# Vermont INBRE Administrative Supplement

> **NIH NIH P20** · UNIVERSITY OF VERMONT & ST AGRIC COLLEGE · 2020 · $162,230

## Abstract

Project Summary
Objective biomarkers of disease states offer significant potential for improving clinical diagnoses and
care. Despite widespread increases in the incidence of infants born with neonatal abstinence syndrome
(NAS), there are currently no objective clinical measures of this syndrome. NAS infants exhibit a wide
range of symptoms with characteristic dysregulation of central nervous system activity including
pronounced sleep disruption. Recent developments in bedside electroencephalography (EEG) have
enabled researchers to continuously record neonatal brain activity across behavioral states with high
temporal resolution and minimal confounding artefacts. These noninvasive and affordable recordings
are readily implemented in clinical settings and thereby have great potential for characterizing healthy
and disordered brain activity.

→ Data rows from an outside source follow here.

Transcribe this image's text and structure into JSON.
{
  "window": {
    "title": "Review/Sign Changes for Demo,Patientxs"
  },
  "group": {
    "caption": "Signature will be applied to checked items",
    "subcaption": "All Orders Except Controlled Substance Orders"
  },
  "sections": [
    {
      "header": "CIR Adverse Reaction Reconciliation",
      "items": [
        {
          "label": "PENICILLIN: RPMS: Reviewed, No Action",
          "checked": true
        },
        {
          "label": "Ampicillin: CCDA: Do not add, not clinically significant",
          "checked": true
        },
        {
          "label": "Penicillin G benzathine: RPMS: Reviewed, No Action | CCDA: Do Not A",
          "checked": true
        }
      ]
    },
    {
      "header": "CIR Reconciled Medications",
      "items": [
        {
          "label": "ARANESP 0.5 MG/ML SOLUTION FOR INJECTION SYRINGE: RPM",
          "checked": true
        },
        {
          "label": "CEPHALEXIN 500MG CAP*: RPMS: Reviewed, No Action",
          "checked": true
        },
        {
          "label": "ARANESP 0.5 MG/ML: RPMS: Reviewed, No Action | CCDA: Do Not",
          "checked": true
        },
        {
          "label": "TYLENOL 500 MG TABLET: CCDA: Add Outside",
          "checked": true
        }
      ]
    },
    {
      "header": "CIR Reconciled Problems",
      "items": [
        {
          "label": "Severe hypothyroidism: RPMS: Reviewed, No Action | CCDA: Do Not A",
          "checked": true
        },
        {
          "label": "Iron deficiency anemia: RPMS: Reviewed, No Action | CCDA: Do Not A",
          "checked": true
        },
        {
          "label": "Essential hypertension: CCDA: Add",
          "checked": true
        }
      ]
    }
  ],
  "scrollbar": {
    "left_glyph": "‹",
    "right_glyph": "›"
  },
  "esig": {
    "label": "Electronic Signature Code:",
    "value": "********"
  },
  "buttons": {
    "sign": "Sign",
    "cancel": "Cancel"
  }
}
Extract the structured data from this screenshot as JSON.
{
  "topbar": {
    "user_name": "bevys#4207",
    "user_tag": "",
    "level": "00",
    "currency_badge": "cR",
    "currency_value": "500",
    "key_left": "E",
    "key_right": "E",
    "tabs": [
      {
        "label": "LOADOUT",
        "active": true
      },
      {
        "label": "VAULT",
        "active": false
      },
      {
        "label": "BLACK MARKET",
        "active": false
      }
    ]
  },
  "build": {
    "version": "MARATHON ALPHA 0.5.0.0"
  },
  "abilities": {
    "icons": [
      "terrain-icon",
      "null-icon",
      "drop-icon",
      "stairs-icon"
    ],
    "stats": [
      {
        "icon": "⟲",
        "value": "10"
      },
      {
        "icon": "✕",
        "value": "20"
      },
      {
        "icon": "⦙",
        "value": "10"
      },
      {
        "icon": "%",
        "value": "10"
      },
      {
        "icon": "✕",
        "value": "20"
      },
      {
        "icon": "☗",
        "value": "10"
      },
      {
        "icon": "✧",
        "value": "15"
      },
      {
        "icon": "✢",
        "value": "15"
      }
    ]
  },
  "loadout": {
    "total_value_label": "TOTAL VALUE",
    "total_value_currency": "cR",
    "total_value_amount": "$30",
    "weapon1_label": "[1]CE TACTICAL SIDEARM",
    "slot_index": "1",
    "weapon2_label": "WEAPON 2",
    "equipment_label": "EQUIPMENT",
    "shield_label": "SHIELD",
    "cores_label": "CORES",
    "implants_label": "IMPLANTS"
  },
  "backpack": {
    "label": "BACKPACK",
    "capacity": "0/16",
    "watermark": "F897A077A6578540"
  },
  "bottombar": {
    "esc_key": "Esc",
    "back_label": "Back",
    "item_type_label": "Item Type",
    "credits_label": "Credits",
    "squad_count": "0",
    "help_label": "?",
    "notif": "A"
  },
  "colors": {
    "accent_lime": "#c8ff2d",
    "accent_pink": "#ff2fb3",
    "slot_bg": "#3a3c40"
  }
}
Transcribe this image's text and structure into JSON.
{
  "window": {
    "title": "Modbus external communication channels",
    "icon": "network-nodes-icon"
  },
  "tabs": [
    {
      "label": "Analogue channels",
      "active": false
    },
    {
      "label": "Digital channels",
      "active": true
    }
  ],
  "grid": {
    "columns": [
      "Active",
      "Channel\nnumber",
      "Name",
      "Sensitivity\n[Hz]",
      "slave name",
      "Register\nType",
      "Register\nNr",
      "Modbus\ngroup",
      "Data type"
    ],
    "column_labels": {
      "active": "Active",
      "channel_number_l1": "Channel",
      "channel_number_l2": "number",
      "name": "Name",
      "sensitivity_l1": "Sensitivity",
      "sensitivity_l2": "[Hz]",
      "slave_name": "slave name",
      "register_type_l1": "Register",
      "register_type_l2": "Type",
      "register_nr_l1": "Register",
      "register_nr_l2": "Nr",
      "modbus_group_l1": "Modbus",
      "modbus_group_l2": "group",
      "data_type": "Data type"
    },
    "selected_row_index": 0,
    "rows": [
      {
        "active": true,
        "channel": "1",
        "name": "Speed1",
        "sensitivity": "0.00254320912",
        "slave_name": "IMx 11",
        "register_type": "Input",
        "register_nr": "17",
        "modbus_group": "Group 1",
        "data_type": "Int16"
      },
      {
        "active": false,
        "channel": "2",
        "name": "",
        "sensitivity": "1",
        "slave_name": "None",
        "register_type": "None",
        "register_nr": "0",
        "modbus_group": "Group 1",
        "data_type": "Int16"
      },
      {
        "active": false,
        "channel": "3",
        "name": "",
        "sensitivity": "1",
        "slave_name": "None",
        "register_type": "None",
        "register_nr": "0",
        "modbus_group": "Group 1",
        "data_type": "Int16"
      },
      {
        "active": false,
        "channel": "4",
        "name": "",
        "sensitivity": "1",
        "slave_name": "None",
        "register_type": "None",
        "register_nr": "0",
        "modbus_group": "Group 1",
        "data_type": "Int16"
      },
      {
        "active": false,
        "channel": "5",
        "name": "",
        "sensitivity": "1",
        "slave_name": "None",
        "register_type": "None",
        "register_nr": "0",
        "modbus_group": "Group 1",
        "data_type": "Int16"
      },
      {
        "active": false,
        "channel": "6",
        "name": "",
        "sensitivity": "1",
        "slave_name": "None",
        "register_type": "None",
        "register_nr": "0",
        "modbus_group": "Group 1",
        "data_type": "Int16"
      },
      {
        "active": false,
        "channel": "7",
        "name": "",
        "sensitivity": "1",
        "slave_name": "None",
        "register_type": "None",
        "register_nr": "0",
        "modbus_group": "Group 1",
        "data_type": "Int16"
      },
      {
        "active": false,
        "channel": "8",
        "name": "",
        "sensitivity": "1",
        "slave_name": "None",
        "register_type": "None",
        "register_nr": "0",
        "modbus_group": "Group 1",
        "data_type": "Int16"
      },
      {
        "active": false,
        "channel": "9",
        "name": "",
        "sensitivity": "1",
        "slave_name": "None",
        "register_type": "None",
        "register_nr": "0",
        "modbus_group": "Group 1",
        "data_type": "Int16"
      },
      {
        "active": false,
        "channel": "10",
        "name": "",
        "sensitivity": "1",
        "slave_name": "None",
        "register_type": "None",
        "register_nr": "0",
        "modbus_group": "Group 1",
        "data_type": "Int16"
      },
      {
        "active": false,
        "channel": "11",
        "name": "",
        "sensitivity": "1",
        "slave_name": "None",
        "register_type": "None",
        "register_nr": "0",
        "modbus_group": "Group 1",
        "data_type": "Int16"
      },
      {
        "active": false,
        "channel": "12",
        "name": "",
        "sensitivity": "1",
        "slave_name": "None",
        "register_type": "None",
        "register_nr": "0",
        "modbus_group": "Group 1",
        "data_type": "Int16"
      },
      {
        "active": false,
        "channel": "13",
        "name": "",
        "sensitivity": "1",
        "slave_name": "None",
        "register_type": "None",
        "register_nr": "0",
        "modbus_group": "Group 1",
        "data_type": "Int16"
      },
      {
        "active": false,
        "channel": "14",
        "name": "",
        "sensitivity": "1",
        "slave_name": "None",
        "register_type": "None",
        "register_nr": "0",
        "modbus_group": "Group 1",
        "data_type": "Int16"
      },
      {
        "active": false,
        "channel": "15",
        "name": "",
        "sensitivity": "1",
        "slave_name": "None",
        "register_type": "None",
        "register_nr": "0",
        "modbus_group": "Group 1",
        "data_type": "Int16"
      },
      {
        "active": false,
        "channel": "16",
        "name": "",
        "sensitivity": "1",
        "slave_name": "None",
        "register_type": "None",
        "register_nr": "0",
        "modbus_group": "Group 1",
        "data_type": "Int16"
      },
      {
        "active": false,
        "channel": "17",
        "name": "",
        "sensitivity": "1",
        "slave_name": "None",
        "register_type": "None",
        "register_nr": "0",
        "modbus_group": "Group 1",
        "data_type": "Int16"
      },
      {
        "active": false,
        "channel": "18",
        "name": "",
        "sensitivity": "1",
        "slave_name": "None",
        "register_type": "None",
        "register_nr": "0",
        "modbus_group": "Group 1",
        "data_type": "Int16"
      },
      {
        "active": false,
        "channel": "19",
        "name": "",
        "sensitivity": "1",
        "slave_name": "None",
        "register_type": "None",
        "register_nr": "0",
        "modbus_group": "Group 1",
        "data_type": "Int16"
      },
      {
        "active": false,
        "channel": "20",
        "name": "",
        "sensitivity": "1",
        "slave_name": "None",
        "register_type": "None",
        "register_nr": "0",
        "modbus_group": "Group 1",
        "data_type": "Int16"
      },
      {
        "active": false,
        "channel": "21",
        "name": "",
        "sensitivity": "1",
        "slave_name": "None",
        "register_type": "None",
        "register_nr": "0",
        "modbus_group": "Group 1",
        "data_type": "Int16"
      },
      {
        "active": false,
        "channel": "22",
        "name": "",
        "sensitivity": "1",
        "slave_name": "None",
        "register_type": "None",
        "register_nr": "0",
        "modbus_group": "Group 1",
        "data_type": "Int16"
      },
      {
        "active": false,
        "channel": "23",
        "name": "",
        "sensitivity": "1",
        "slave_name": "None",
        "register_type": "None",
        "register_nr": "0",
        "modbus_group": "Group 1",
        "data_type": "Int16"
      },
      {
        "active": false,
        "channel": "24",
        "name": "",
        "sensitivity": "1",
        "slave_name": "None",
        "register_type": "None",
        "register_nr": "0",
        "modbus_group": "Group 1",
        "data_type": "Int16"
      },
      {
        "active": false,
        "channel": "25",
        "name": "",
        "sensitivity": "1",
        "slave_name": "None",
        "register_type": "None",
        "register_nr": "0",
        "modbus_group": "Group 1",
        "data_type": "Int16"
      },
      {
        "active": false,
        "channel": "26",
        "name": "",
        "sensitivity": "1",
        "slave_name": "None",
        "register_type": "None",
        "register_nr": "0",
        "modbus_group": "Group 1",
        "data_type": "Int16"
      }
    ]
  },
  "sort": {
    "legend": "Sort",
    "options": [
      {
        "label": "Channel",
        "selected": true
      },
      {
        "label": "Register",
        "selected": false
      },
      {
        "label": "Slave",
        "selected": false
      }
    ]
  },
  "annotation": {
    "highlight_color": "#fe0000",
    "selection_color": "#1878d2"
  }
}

In Aim 1 of this proposal, eight hours of continuous bedside EEG will be
recorded from healthy infants 24 – 72 hours post-birth. Identification and assessment of basic
electrophysiological characteristics of healthy sleep will occur to establish baseline metrics of typical-
developing neonatal brain activity. These data will then be compared to similar EEG recordings
collected from NAS infants. By comparing sleep EEG parameters across the populations and for NAS
infants to assessments of NAS severity as determined by the ESC care tool (the current subjective clinical
assessment of NAS), the goal is to develop novel, objective biomarkers of NAS. As a complementary
approach to Aim 1, in Aim 2 bedside EEG recordings will be re-analyzed to quantify EEG complexity
within healthy controls, NAS neonates, and across behavioral states. Unlike traditional EEG analyses,
complexity measures are sensitive to inherent nonlinearities in brain activity and consequently reflect
different dynamics of ongoing neuronal activity. As measures like Lempel-Ziv complexity and multiscale
entropy have already shown widespread promise as potential biomarkers for a diverse set of brain
disorders, it will also be determined whether they may serve as biomarkers for NAS. Collectively, this
work will improve the diagnosis and care of NAS infants and will additionally increase our understanding
of healthy neuronal communication patterns within the infant brain.

## Key facts

- **NIH application ID:** 10153094
- **Project number:** 3P20GM103449-19S1
- **Recipient organization:** UNIVERSITY OF VERMONT & ST AGRIC COLLEGE
- **Principal Investigator:** REX FOREHAND
- **Activity code:** P20 (R01, R21, SBIR, etc.)
- **Funding institute:** NIH
- **Fiscal year:** 2020
- **Award amount:** $162,230
- **Award type:** 3
- **Project period:** 2001-09-30 → 2025-05-31

## Primary source

NIH RePORTER: https://reporter.nih.gov/project-details/10153094

## Citation

> US National Institutes of Health, RePORTER application 10153094, Vermont INBRE Administrative Supplement (3P20GM103449-19S1). Retrieved via AI Analytics 2026-06-14 from https://api.ai-analytics.org/grant/nih/10153094. Licensed CC0.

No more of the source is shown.